Notes on Frameworks for Cultural Landscape Study

Frameworks for Cultural Landscape Study

  • Americans are largely unaware of their everyday environments; culture relies on understanding surroundings as built landscapes, not just scenery.
  • Landscape = interaction of people and place; includes all human interventions with nature (from grand monuments to humble depictions like Hooverville huts, fences, gardens).
  • Core aim: understand ordinary environments as crucibles of cultural meaning and environmental experience.
  • Origins: the organized study of ordinary landscapes in the U.S. began in 1951 with John Brinckerhoff Jackson’s Landscape magazine, which linked geography, design, history, and writing to form a shared enterprise.
  • Jackson as catalyst: knit together geographers, anthropologists, designers, historians, and writers; promoted a humanistic, interdisciplinary approach.

Current Frameworks (six widely held tenets)

  • 11: Ordinary, everyday landscapes are important; the everyday is essential to forming human meaning. If only monuments/high-style are studied, the everyday is neglected.
  • 22: Present research subjects include both urban and rural settings, and production as well as consumption; landscapes are not limited to farms or small towns.
  • 33: Contrasts of diversity and uniformity frame ongoing debates; since the 1970s, there is a shift from seeking universal meanings to recognizing multiple texts and competing expressions of landscape.
  • 44: Landscape studies ought to be written for both popular and academic audiences; a range of styles (literary to scholarly) helps influence broad public understanding and action.
  • 55: The field exhibits many theory and method options due to its interdisciplinarity; no single orthodox framework governs cultural landscape study.
  • 66: Visual and spatial information are central; landscape analysis combines seeing with reasoning about space, while recognizing the value and limits of fieldwork and non-visual sources.

Diversity and Uniformity

  • Early work pursued overarching national or regional meanings; later work (since the 1970s) emphasizes ethnicity, class, and cultural diversity, often presenting landscapes as multiple, coexisting texts.
  • Diversity and unity can complement each other when research links local specifics to broader connections; both are needed to enhance environmental consciousness and preservation.

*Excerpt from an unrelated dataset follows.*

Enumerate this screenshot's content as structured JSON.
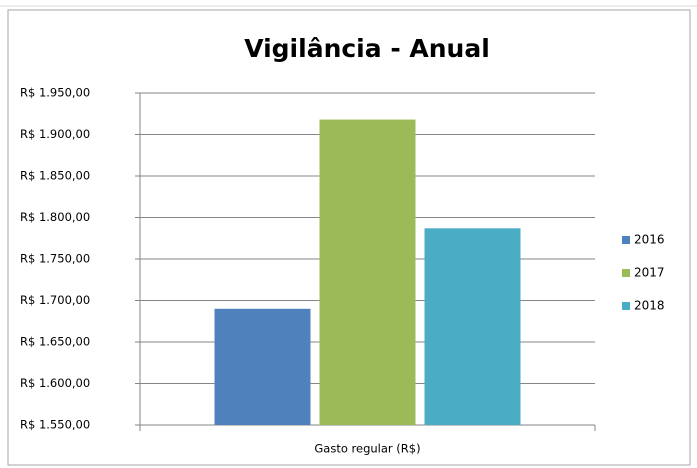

Popular vs Academic Writing

  • Landscape studies span literary essays, traditional scholarly articles, and professional writings; aims to inform both public and professional audiences.
  • Venues include Landscape magazine, Landscape Journal, museums, and public education programs; the goal is to influence policy, preservation, and local interpretation.

Theory and Method: Interdisciplinarity

  • The field draws from geography, architecture, design, history, literature, sociology, and more; no single theory dominates.
  • Foundational roots include Carl Sauer ( Berkeley school ) and Yi-Fu Tuan (sense of place); postmodern and critical approaches (e.g., Denis Cosgrove) augment traditional methods.
  • The diversity of methods ranges from fieldwork and visual analysis to archival research and textual interpretation.
  • Distinctions between description and interpretation exist, but most landscape work blends both to derive general principles from concrete observations.

Visual and Spatial Emphasis

  • Visual data (images, diagrams) and spatial reasoning are central to understanding landscapes, not merely auxiliary supports.
  • Debates address potential overreliance on visuals, the dangers of over-interpretation, and the need to triangulate with non-visual sources.
  • Fieldwork quality matters: rigorous on-site observation, mapping, and corroboration with written records strengthen conclusions.

John Brinckerhoff Jackson: A Key Model

  • Jackson’s work demonstrates how to balance uniformity and diversity, urban and rural, production and consumption, and popular and academic styles.
  • He favored descriptive, evocative analysis over rigid theoretical systems, while still engaging with theory between the lines.
  • His influence helped frame landscape as a political and cultural entity, not merely a physical or aesthetic one, and emphasized the landscape as living, changing in history.
  • Jackson urged readers to read the landscape for meaning and social implications, not just for beauty.

Takeaways for Exam Prep

  • Landscape studies treat ordinary environments as meaningful, not trivial.
  • Interdisciplinary approaches are essential; there is no single framework.
  • Both diversity and unity contribute to understanding landscapes; context matters.
  • Visual and spatial data are powerful but must be integrated with textual/historical evidence.
  • Jackson’s approach exemplifies balancing description, interpretation, audience, and social relevance.